Testing Multiple Local LLMs with LM Studio
This workflow implements automated testing and performance evaluation of multiple local large language models. It integrates the LM Studio server, supporting dynamic invocation of various models to generate text. Users can guide the model to produce text that meets specific readability standards through custom prompts. Additionally, the workflow includes multiple text analysis metrics that calculate output quality in real-time and automatically save the results to Google Sheets, facilitating subsequent comparisons and data tracking, significantly enhancing the efficiency and accuracy of language model testing.

Workflow Name
Testing Multiple Local LLMs with LM Studio
Key Features and Highlights
This workflow enables automated testing and performance evaluation of multiple local large language models (LLMs) by integrating the LM Studio server. It supports dynamic invocation of each model for text generation responses. Through customizable system prompts, the workflow guides models to produce outputs that meet specific readability standards (e.g., 5th-grade reading level). Built-in text analysis metrics—including word count, sentence count, average sentence length, and readability scores—are automatically calculated.

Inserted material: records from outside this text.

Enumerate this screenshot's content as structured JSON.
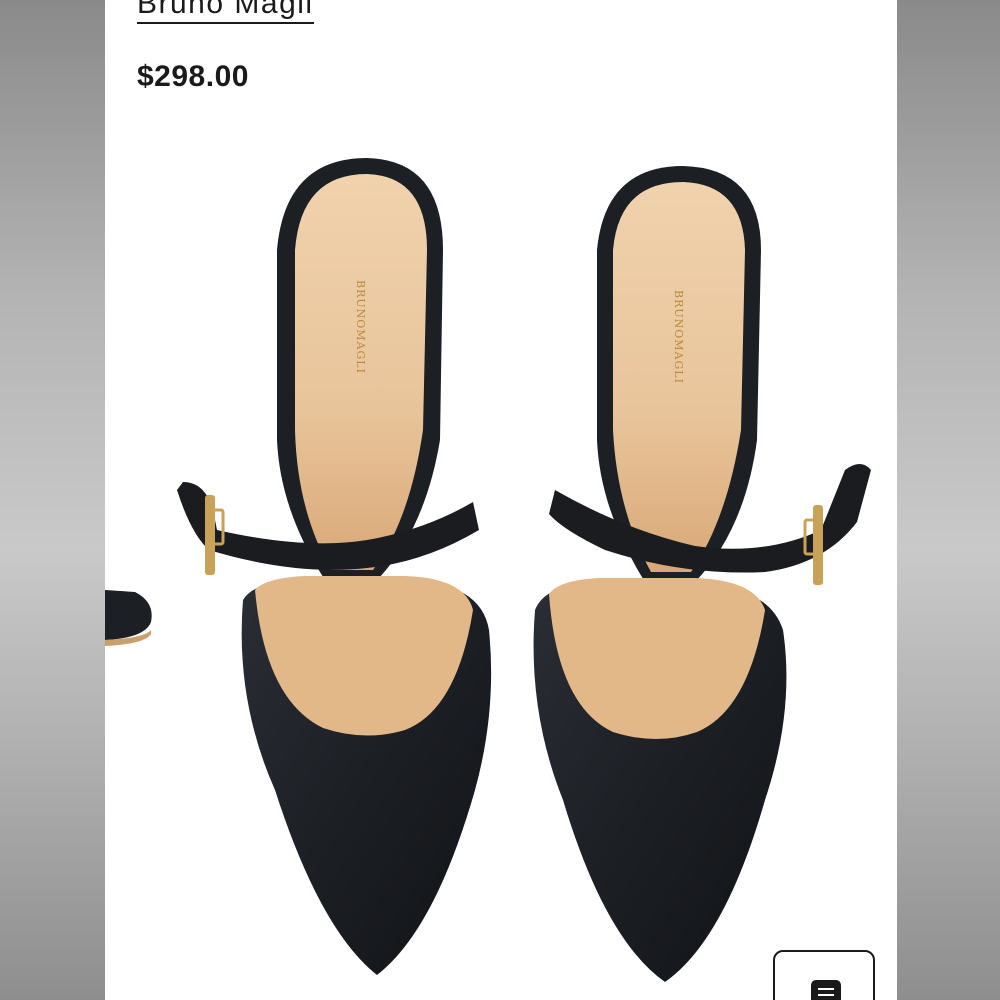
{
  "product": {
    "brand": "Bruno Magli",
    "price": "$298.00"
  },
  "image": {
    "insole_logo_text": "BRUNOMAGLI"
  },
  "icons": {
    "menu": "menu-icon"
  },
  "colors": {
    "leather": "#1c1f24",
    "insole": "#e8c49a",
    "buckle": "#c9a25a"
  }
}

Final results can be synchronized and saved to Google Sheets for convenient batch comparison and data tracking.
Core Problems Addressed
- Automated management and unified invocation of multiple models
- Quantitative analysis and comparison of language model output quality
- Real-time statistics on key indicators such as readability and response time
- Effective storage and visualization of test result data
Application Scenarios
- Performance comparison testing of local models by language model R&D teams
- Evaluation of text readability and clarity in education or content creation domains
- Rapid understanding and comparison of multiple LLM performances by product managers and data analysts
- Any automated workflow requiring batch generation and analysis of text outputs
Main Workflow Steps
- LM Studio Environment Setup: Download, install, and configure the LM Studio server, loading the LLM models to be tested.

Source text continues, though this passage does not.